Increased PAI-1 in females compared with males is protective for abdominal aortic aneurysm formation in a rodent model

Abstract

The serine proteases, along with their inhibitor plasmin activator inhibitor-1 (PAI-1), have been shown to play a role in abdominal aortic aneurysm (AAA) formation. The aim of this study is to determine if PAI-1 may be a protective factor for AAA formation and partially responsible for the gender difference observed in AAAs. Male and female wild-type (WT) C57BL/6 and PAI-1(-/-) mice 8-12 wk of age underwent aortic perfusion with porcine pancreatic elastase. Animals were harvested 14 days following perfusion and analyzed for phenotype, PAI-1 protein levels, and matrix metalloproteinase (MMP)-9 and -2 activity. WT males had an average increase in aortic diameter of 80%, whereas females only increased 32% (P < 0.001). PAI-1(-/-) males increased 204% and females 161%, significantly more than their WT counterparts (P < 0.001). Western blot revealed 61% higher PAI-1 protein levels in the WT females compared with the WT males (P = 0.01). Zymography revealed higher levels of pro-MMP-2 and active MMP-2 in the PAI-1(-/-) males and females compared with their WT counterparts. PAI-1(-/-) females had significantly higher serum plasmin levels compared with WT females (P = 0.003). In conclusion, WT female mice are protected from aneurysm formation and have higher levels of PAI-1 compared with males during experimental aneurysm formation. Additionally, both male and female PAI-1(-/-) animals develop significantly larger aneurysms than WT animals, correlating with higher pro- and active MMP-2 levels. These findings suggest that PAI-1 is protective for aneurysm formation in the elastase model of AAA and plays a role in the gender differences seen in AAA formation.

Fig. 1.

A: changes in aortic diameter for the four groups studied, represented as percentage increase from baseline. WT, wild type; PAI-1, plasminogen activator inhibitor-1. B: PAI-1 mRNA expression in WT male and female mice at day 1 following elastase perfusion represented as relative expression compared with β-actin. C: PAI-1 protein levels in WT male and female mice 14 days following elastase perfusion. Samples have been normalized to β-actin and are represented by the average density of the bands on Western blot.

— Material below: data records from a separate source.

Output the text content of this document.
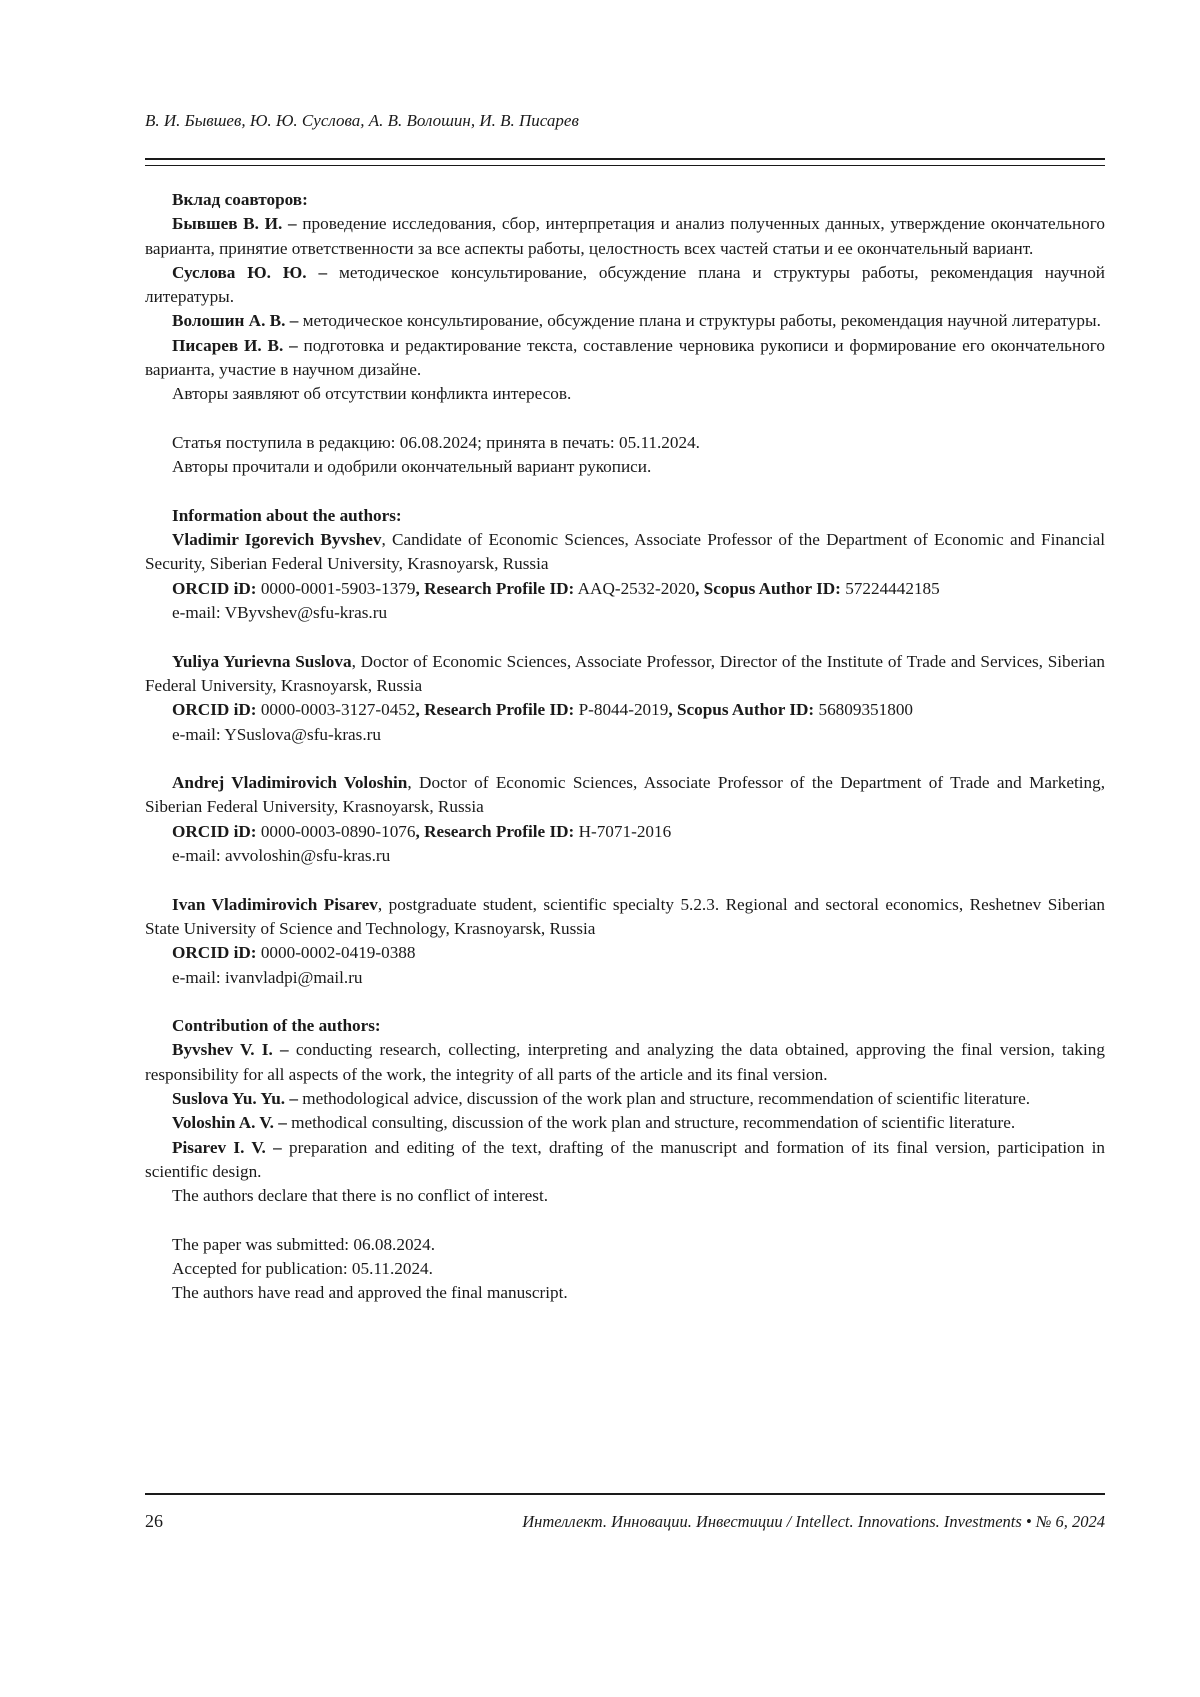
В. И. Бывшев, Ю. Ю. Суслова, А. В. Волошин, И. В. Писарев

Вклад соавторов:

Бывшев В. И. – проведение исследования, сбор, интерпретация и анализ полученных данных, утверждение окончательного варианта, принятие ответственности за все аспекты работы, целостность всех частей статьи и ее окончательный вариант.

Суслова Ю. Ю. – методическое консультирование, обсуждение плана и структуры работы, рекомендация научной литературы.

Волошин А. В. – методическое консультирование, обсуждение плана и структуры работы, рекомендация научной литературы.

Писарев И. В. – подготовка и редактирование текста, составление черновика рукописи и формирование его окончательного варианта, участие в научном дизайне.

Авторы заявляют об отсутствии конфликта интересов.

Статья поступила в редакцию: 06.08.2024; принята в печать: 05.11.2024.

Авторы прочитали и одобрили окончательный вариант рукописи.

Information about the authors:

Vladimir Igorevich Byvshev, Candidate of Economic Sciences, Associate Professor of the Department of Economic and Financial Security, Siberian Federal University, Krasnoyarsk, Russia

ORCID iD: 0000-0001-5903-1379, Research Profile ID: AAQ-2532-2020, Scopus Author ID: 57224442185

e-mail: VByvshev@sfu-kras.ru

Yuliya Yurievna Suslova, Doctor of Economic Sciences, Associate Professor, Director of the Institute of Trade and Services, Siberian Federal University, Krasnoyarsk, Russia

ORCID iD: 0000-0003-3127-0452, Research Profile ID: P-8044-2019, Scopus Author ID: 56809351800

e-mail: YSuslova@sfu-kras.ru

Andrej Vladimirovich Voloshin, Doctor of Economic Sciences, Associate Professor of the Department of Trade and Marketing, Siberian Federal University, Krasnoyarsk, Russia

ORCID iD: 0000-0003-0890-1076, Research Profile ID: H-7071-2016

e-mail: avvoloshin@sfu-kras.ru

Ivan Vladimirovich Pisarev, postgraduate student, scientific specialty 5.2.3. Regional and sectoral economics, Reshetnev Siberian State University of Science and Technology, Krasnoyarsk, Russia

ORCID iD: 0000-0002-0419-0388

e-mail: ivanvladpi@mail.ru

Contribution of the authors:

Byvshev V. I. – conducting research, collecting, interpreting and analyzing the data obtained, approving the final version, taking responsibility for all aspects of the work, the integrity of all parts of the article and its final version.

Suslova Yu. Yu. – methodological advice, discussion of the work plan and structure, recommendation of scientific literature.

Voloshin A. V. – methodical consulting, discussion of the work plan and structure, recommendation of scientific literature.

Pisarev I. V. – preparation and editing of the text, drafting of the manuscript and formation of its final version, participation in scientific design.

The authors declare that there is no conflict of interest.

The paper was submitted: 06.08.2024.

Accepted for publication: 05.11.2024.

The authors have read and approved the final manuscript.

26	Интеллект. Инновации. Инвестиции / Intellect. Innovations. Investments • № 6, 2024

D: representative images of immunostaining for PAI-1 in WT male and female mice document increased PAI-1 in females (arrows) with little PAI-1 staining in males.

Fig. 2.

Urokinase-type plasminogen activator (uPA) protein levels in aortic tissue at baseline and 14 days following elastase perfusion in WT and PAI-1^−/− mice, represented as the relative intensity of the bands on Western blot.

Fig. 3.

Changes in matrix metalloproteinase (MMP) levels. Representative lanes from zymograms for pro-MMP-9, pro-MMP-2, and active MMP-2 for each of the four groups studied are shown. Graphs represent the average relative intensity of the various MMP bands for each group.

Fig. 4.

Representative hematoxylin- and eosin-stained sections for each of the four groups studied at low (×4) and high (×20) magnification. Arrows demonstrate white blood cell infiltration in the aortic wall.

Fig. 5.

Representative images of MAC-2 antibody staining for macrophages in each of the four groups studied at low (×4) and high (×20) magnification. Red staining demonstrates the macrophages in each sample (arrows).

Fig. 6.

Serum plasmin levels at baseline and day 14 following elastase perfusion as measured by enzyme-linked immunosorbent assay.